Civilisation – and my part in its downfall
Human beings are constantly trying to make sense of their worlds. A key part of sense making is thinking about causality, what is happening and why it is happening. If I see a tin can lining the road and kick it, the cause and effect are clear, but the situation is quite different with making sense of climate change. Firstly, the effect is not obvious. Every day we experience weather, but changes in the climate or much harder to sense: how do we really know that our summers are now 1° warmer than a few decades ago? Cause is also hard to identify: how can little I running a car engine in my little town affect the global climate? It is not hard to see how strategies for climate change denial can easily take root.
So what can I do to personalise me as a cause and relate it to an effect on the climate? As someone with a keen interest in promoting learning about environmental sustainability I have thought a lot about this problem, and wondered if the idea of the Social Cost of Carbon (SCC) might help. The SCC is an idea which has been around since the early 2000s, and has been developed as a way to measure the effect on societal well-being of emitting each extra tonne of carbon dioxide into the atmosphere. In practical terms that means how each tonne affects the climate so that summers get hotter, wildfires more frequent, freshwater less available, sea levels rising, oceans acidifying, and so on. Of course, working out what these effects are is extremely complicated and prone to all kinds of value judgements about what is or is not important, and as a result the SCC when quoted can vary hugely.
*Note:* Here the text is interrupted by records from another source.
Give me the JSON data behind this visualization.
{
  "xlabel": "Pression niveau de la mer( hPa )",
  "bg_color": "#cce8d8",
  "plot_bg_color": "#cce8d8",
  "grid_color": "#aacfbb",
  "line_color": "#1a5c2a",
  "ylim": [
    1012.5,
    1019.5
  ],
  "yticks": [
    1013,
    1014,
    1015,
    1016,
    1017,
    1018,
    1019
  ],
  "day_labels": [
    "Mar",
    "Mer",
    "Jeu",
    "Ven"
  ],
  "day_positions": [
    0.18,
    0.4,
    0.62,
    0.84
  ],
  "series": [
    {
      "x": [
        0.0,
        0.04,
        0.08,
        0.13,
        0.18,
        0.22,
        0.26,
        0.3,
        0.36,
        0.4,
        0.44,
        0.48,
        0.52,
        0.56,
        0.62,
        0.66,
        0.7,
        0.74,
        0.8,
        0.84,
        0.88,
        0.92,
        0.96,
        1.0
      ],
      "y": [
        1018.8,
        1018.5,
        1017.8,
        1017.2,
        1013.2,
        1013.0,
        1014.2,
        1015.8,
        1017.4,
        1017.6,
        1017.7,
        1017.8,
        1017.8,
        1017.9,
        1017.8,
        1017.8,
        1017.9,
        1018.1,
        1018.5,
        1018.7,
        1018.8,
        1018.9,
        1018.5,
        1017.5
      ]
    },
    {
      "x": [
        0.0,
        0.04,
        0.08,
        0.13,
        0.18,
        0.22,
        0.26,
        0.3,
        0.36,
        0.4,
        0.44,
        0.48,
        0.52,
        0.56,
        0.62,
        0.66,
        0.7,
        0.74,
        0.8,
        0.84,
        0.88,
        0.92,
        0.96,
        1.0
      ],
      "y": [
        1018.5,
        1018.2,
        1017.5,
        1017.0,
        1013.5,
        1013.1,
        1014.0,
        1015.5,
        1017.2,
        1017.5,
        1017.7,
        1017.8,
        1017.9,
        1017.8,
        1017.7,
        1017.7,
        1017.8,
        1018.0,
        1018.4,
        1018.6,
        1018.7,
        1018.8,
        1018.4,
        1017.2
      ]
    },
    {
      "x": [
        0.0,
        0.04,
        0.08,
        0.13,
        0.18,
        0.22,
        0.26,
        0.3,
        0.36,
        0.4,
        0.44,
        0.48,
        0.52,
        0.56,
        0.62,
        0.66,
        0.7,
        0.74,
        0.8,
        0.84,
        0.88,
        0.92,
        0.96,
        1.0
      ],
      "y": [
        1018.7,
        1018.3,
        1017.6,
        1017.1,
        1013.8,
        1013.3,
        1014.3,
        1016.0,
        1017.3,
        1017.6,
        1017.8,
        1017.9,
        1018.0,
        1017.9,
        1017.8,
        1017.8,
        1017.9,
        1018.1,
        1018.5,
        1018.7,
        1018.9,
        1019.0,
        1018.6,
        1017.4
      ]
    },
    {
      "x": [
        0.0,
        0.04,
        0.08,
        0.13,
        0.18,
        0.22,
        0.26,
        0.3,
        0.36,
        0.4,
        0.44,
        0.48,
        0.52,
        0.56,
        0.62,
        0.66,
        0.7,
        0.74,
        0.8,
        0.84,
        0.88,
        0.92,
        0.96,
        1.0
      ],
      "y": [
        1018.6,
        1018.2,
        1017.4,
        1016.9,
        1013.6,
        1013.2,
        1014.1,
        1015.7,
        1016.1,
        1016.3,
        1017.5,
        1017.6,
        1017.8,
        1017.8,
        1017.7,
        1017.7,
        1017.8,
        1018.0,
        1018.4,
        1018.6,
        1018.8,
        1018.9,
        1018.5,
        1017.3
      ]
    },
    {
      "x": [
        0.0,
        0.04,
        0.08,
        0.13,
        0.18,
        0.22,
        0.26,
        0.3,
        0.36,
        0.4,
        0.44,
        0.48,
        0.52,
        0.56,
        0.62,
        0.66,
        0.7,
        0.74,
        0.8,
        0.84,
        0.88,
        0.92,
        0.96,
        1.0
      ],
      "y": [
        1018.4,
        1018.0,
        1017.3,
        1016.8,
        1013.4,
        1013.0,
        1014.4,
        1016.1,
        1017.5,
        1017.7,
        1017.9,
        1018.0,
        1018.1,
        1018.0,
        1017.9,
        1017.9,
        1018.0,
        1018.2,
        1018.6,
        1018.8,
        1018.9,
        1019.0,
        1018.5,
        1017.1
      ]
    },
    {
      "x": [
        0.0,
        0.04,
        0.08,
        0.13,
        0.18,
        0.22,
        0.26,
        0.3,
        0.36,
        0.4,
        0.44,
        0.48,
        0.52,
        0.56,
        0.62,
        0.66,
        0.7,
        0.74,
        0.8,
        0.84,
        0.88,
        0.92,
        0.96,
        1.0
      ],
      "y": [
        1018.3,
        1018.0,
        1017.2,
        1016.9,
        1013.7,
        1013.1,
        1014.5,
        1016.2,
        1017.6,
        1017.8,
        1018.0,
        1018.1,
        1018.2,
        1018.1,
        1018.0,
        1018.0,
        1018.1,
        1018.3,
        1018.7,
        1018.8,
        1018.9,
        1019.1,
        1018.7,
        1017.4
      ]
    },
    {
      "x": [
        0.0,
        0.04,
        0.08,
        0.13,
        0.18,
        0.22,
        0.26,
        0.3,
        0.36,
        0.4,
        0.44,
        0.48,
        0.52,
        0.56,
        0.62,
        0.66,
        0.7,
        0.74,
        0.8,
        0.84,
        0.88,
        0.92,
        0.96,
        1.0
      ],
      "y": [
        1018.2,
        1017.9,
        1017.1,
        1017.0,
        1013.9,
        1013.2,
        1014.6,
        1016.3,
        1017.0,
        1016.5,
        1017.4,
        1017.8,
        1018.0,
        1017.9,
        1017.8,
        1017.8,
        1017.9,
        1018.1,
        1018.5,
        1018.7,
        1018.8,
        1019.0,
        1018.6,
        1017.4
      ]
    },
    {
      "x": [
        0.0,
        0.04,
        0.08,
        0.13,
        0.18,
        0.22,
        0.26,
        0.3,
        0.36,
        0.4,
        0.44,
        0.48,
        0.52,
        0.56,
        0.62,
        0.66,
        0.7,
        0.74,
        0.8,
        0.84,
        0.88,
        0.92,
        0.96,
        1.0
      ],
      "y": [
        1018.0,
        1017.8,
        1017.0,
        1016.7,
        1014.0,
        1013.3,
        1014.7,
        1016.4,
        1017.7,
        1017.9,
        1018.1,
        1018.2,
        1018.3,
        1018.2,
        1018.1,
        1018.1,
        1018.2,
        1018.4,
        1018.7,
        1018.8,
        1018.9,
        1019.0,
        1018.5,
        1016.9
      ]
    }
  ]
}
It is also affected by discounting rates, the technique economists use to discount the value of something being spent today over a period of time. For example, the 2021 Dasgupta Review [1] reported that published values vary from US $15 to over $100 per tonne, but there are calculations which are significantly higher. Consequently, if you refuse to believe that burning fossil fuels causes climate change then you would ascribe a very low value to the SCC: during the United States’ Trump administration the SCC fell to as low as $1. [2]
So how do I personalise this? I am not an ecological economist so my approach was pretty basic. I looked at my business records and worked out that over the last three years I spent, on average, £1,200 on fuel each year for my 2 litre diesel engine car. During that period diesel fuel typically cost about £1.20 per litre, which means that I bought about 1,000 litres each year. An Internet search reveals that burning 1 litre of diesel fuel produces 2.68 kg of CO2, so my annual car emissions are therefore 2.68 tonnes of CO2 (fortunately the mathematics was easy!)
The total carbon cost for me and my car is therefore between $40 and $268 depending on which SCC I use. So, converting to my own currency and using a value somewhere in the middle (say $200), can I expect my government to send me a bill for £150 every year for the damage I’m doing to the climate? Of course not, and that’s the great thing about neoclassical economics. Dumping carbon dioxide into the atmosphere is seen as an ‘externality’, something which we don’t need to think about in costing.
So in the absence of any perceived personal liability for the climate emergency there is no need for me to try and link cause and effect. No need for me to feel any responsibility.
Until that day when my grandson or granddaughter knock on my door and ask me why they are footing the bill for the mess that me and my generation caused. That is the day when the climate emergency gets personal.
1 Partha Dasgupta, ‘The Economics of Biodiversity: The Dasgupta Review’ (London: HM Treasury, 2021).
2 Robert S. Devine, The Sustainable Economy: The Hidden Costs of Climate Change and the Path to a Prosperous Future (New York: Anchor Books, 2020).